The accuracy in the dose computations is very important; the total error should be lower than 5%. As abnormal tissues are irradiated, neighbouring healthy tissues absorb some of the dose from the scattered rays by necessity [23]. The non-target tissues in the breast receive an average of 14.3% of the dose [24,25,26]. There is a minor difference between the calculated and reported values, resulting from fluctuations and statistical oversights [27]. However, the difference in values is neglected in practical applications [28].
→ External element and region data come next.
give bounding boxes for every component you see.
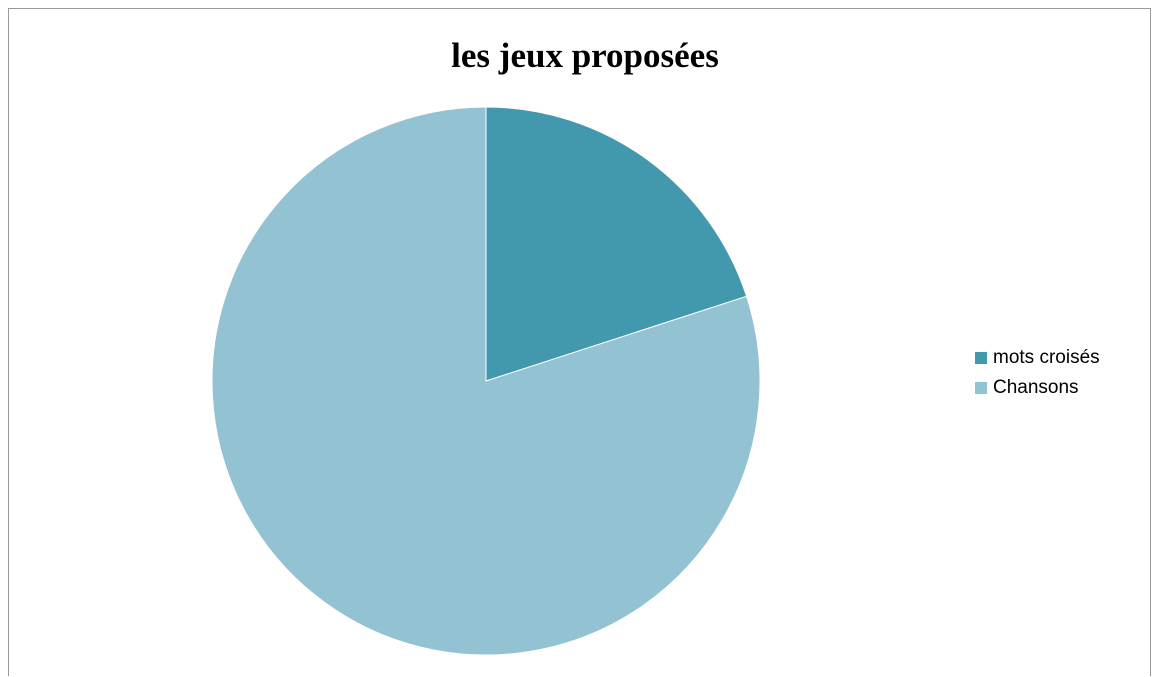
pie-slice-mots-croises — [485, 106, 748, 382]
legend: mots croisés Chansons — [975, 344, 1100, 404]
chart-title: les jeux proposées — [451, 36, 719, 75]
legend-item-mots-croises: mots croisés — [975, 344, 1100, 372]
legend-label-chansons: Chansons — [993, 377, 1079, 398]
legend-swatch-chansons — [975, 382, 987, 394]
legend-item-chansons: Chansons — [975, 374, 1100, 402]
chart-frame — [8, 8, 1151, 676]
legend-swatch-mots-croises — [975, 352, 987, 364]
pie-slice-chansons — [211, 106, 761, 656]
legend-label-mots-croises: mots croisés — [993, 347, 1100, 368]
The deformed angle calculated from Eq. (1) is a constant criterion under all situations. A minor error will exist in the results when the protocol proposed here is followed, because the breast cannot precisely take the CR shape because of the curvature of the borders of the volume.

5 Conclusions

A new method was proposed to decrease the dose absorbed in adjacent healthy tissues based on the deformation of breast tissue. This deformation of the breasts into the CR shape was permitted by the flexibility of the breast tissue. The absorbed dose and KVs were simulated in the different shapes by the MCNPX code. The results showed that at low energy of ray, the dose and Kerma values were similar, and with increasing depth, both decreased. The Kerma at different depths was approximately constant for the CR shape, but decreased linearly in the CC shape. The probability of ray-material interactions increased for the CC shape due to the large solid angle of the geometry. Smaller solid angles correlate to lower probabilities of interactions, which will decrease the Kerma because the production and interaction of rays follow random models. Finally, deformation of the breast may prevent injuries to healthy tissue in the treatment and imaging processes.